Dreaming Back
M. E. Hirsh. St. Martin's Press, $19.95 (257pp) ISBN 978-0-312-09789-9
Seven years after the appearance of Kabul , Hirsh pens another mystery with a mission, investigating the use, and restriction, of drugs in official experiments, subliminal messages in alcohol advertising, the fragility of Native American sovereignty and how U.S. business interests and the government can manipulate these arenas to their advantage. Leni Haring, a teacher in New Mexico, is strangled in her home the night before she was to fly to Boston to ask her father, a retired MIT scientist who once had security clearance, if he could find out why an unmarked helicopter is prospecting at night on sacred Hopi land.
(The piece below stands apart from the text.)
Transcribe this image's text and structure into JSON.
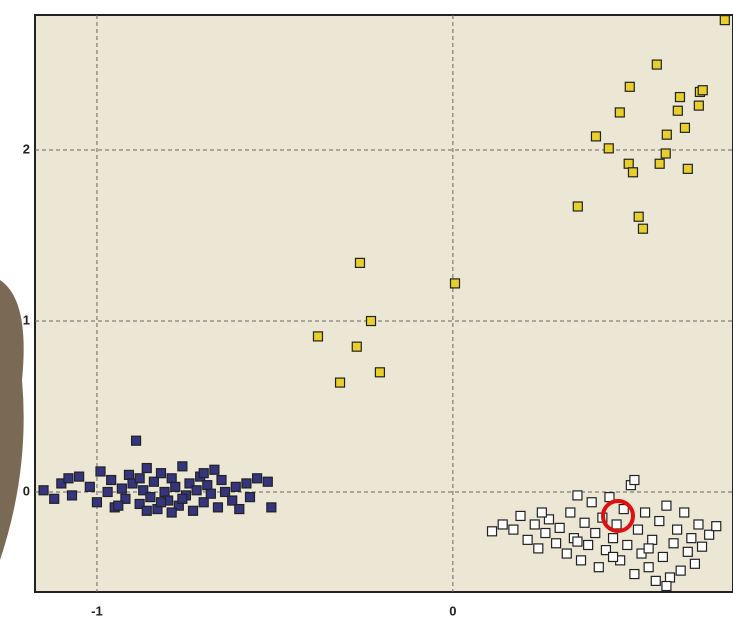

When Leigh Haring visits her sister's house, she finds a laptop computer and a loaded gun carefully secreted; she cannot find her sister's half-Hopi lover, Ben Naya, because as a prime suspect, he has gone into hiding. With the occasional help of Ed Harris, a friend of Leni and Ben, Leigh probes the mystery of her sister's death and learns an important secret about their family history that Leni kept for years. Readers who want a straightforward, gripping yarn are advised to look elsewhere; those interested in the issues Hirsh raises--and able to bear the prose's intermittent elliptical pretentiousness--may find this mystery-with-a-message worth their while. (Oct.)